Con l’esame gustativo si valuta in primo luogo la morbidezza che dipende da zuccheri, alcooli e polialcoli.

ZUCCHERI quelli che rimangono in minima parte dopo la trasformazione in alcol sono il glucosio e il saccarosio. In base alla minore o maggiore percezione di dolcezza, un vino può essere definito: secco, abboccato, amabile, dolce, stucchevole.
il residuo zuccherino va da un massimo di 5 g/l di un vino secco a oltre i 150 g/l di un vino passito. Stucchevole è una sensazione negativa perché il sapore dolce predominante non è supportato da altri componenti.

ALCOOLI dopo l’acqua, presente fino all’85%, l’alcol è la sostanza più abbondante del vino, con il 9-13%. L’alcol conferisce al vino la morbidezza, cioè attutisce le componenti dure, quali l’astringenza dei tannini e la freschezza degli acidi. La componente alcolica non viene valutata nella degustazione in base alla reale gradazione alcolica, ma in base alla percezione pseudo-calorica, all’interno della cavità orale dove l’acol etilico deve essere in equilibrio con gli altri componenti. In base alla minore o maggiore percezione di pseudo-calore un vino viene definito: leggero (troppo basso di gradazione); poco caldo (prevale la sensazione fresco-tannica); abbastanza caldo (alcol perfettamente in eqilibrio con le altre componenti); caldo (decisa sensazione pseudo-calorica); alcoolico (la sensazione pseudo-calorico è eccessiva, dominante).

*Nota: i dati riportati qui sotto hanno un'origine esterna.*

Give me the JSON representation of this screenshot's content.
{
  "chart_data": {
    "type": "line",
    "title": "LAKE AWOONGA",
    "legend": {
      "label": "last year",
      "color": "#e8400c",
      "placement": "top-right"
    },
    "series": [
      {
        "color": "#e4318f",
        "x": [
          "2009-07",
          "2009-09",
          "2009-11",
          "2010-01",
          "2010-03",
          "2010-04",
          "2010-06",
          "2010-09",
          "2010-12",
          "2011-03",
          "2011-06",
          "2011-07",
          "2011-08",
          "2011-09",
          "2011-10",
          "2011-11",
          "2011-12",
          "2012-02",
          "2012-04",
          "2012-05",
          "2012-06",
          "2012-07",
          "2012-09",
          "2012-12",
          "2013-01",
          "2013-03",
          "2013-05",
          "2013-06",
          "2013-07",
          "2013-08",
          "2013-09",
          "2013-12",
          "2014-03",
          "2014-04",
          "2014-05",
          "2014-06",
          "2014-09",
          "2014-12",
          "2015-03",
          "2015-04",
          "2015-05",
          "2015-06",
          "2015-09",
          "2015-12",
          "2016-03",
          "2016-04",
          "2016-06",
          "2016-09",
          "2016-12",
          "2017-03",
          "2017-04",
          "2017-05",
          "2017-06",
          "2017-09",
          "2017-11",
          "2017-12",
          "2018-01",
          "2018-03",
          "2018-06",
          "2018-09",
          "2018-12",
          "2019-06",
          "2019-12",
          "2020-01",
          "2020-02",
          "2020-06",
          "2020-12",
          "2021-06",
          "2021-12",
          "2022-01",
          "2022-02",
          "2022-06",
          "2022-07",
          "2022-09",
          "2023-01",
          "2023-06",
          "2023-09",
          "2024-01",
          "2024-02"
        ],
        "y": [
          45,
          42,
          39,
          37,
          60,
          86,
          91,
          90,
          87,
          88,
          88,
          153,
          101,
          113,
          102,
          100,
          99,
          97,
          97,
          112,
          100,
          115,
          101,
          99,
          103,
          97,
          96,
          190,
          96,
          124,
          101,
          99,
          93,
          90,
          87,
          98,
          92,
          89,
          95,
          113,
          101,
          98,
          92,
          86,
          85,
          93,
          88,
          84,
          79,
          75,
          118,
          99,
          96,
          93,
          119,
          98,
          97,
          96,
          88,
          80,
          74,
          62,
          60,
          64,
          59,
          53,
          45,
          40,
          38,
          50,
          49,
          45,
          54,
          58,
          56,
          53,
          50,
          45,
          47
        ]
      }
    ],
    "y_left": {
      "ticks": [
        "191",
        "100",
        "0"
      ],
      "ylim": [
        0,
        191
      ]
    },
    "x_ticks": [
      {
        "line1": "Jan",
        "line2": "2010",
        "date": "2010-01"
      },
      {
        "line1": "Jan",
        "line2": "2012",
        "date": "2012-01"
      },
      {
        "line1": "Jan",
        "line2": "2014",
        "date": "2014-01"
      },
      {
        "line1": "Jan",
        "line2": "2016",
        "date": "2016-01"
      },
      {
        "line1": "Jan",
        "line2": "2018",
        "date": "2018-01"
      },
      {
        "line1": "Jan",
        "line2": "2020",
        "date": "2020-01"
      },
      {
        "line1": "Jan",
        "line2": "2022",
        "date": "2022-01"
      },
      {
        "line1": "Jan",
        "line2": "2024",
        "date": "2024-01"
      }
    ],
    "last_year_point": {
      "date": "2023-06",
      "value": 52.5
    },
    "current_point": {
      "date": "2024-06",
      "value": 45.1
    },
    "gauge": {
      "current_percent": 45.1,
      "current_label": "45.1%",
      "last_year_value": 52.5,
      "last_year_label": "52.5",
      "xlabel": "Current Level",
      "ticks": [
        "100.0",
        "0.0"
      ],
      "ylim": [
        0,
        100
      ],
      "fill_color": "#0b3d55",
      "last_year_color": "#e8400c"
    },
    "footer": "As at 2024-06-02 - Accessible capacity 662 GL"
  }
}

POLIALCOLI sono fondamentali per determinare la morbidezza del vino, cioè una sensazione gradevole di “rotondità” che contrasta con acidi, tannini, e sali minerali. Questa sensazione può essere paragonata a quella di un pezzetto di burro che si scioglie in bocca. La glicerina è il più importante polialcol, che conferisce rotondità e pastosità. In base alla minore o maggiore morbidezza un vino è definito: spigoloso; poco morbido; abbastanza morbido (vini ancora un po’ giovani ma equilibrati tra glicerina e alcol); morbido ( vini strutturati e maturi); pastoso (prerogativa dei vini da dessert con elevata concentrazione glicerica e alcolica).